Тамми вошел сразу же. Движения его были необычно резки и живы, голова чуть приподнята, и взгляд был устремлен против обыкновения не на свои ноги, а прямо перед собой. Он заговорил с ходу:
— Я пришел, чтобы посмотреть на тебя еще раз. Еще раз! И вот я вижу тебя! Ты все тот же попугай! Хорошо, человек! Я прощаю тебя! Ты запомни эти слова: я прощаю тебя! — И не говоря больше ни слова, старик быстро покинул дом, оставив хозяина в молчаливом возмущении.
После ужина Мэкам решил еще раз навестить зыбучие пески. Он не признавался даже самому себе в том, что боится идти туда. В девять часов он надел свой шотландский костюм, спустился на берег и, направившись ко впадине, уселся над нею, на вершине все той же невысокой скалы. Полная луна уже выкатилась в небо, и ее яркий свет залил бухту, хлопья пены у кромки берегов, темную полоску мыса и расставленные на просушку сети. Все смотрелось как-то особенно отчетливо. В желтой пелене мерцали огоньки крукенского порта и окна замка местного помещика.
В течение довольно долгого времени Мэкам тихо наслаждался ночной природой, в душе его поселился покой, которого он не знал вот уже много дней. Досада и раздражение, нелепые страхи последнего времени, казалось, наконец-то оставили его. Их место тут же заняло умиротворение. Святое умиротворение. Находясь во власти торжественного настроения, он по-другому посмотрел на свой отдых в Шотландии. Ему стало стыдно за свое упрямство. И он решил, что этот вечер будет последним, когда он надевал этот костюм, который отдалил его от близких и любимых им людей, который доставил ему так много горя, раздражения и нервотрепки.
Но едва он пришел к этим заключениям, как внутри него проснулся другой Мэкам. Этот его второй внутренний Мэкам насмешливо спросил: неужели он больше не наденет этого костюма, когда он из-за него столько вытерпел? Теперь уж слишком поздно, говорил вкрадчиво он. Надо продолжать так же, как было до этой минуты.

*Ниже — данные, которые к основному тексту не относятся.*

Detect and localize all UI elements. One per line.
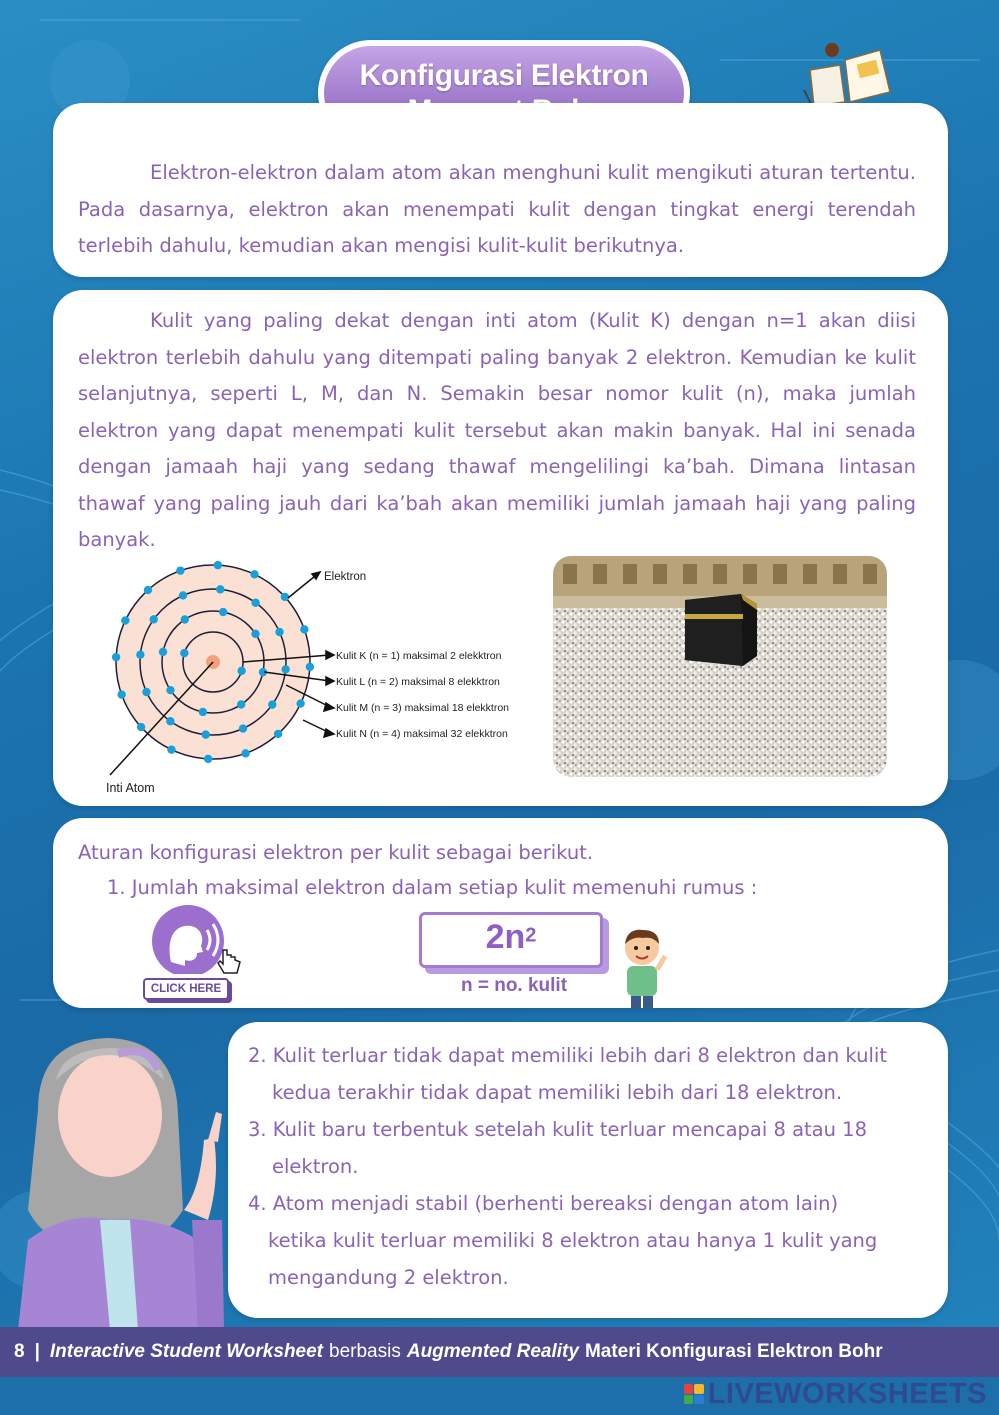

— Нет, еще не поздно! — быстро ответила лучшая половина Мэкама. Погруженный в свои мысли, он поднялся со своего места и решил тут же пойти домой и избавиться от ненавистного костюма. Он бросил последний взгляд на окрестности, словно застывшие в ночной красоте. Свет луны побледнел, зато обрел мягкость. Глаза Мэкама проскользили по вершинам далеких скал, верхушкам деревьев на холме, крыше своего дома, затем он вновь посмотрел на море. Оно погрузилось в тень, и только видно было, как медленно, но неуклонно набегает вода на пляж — начался прилив. Мэкам спрыгнул со скалы и пошел по берегу.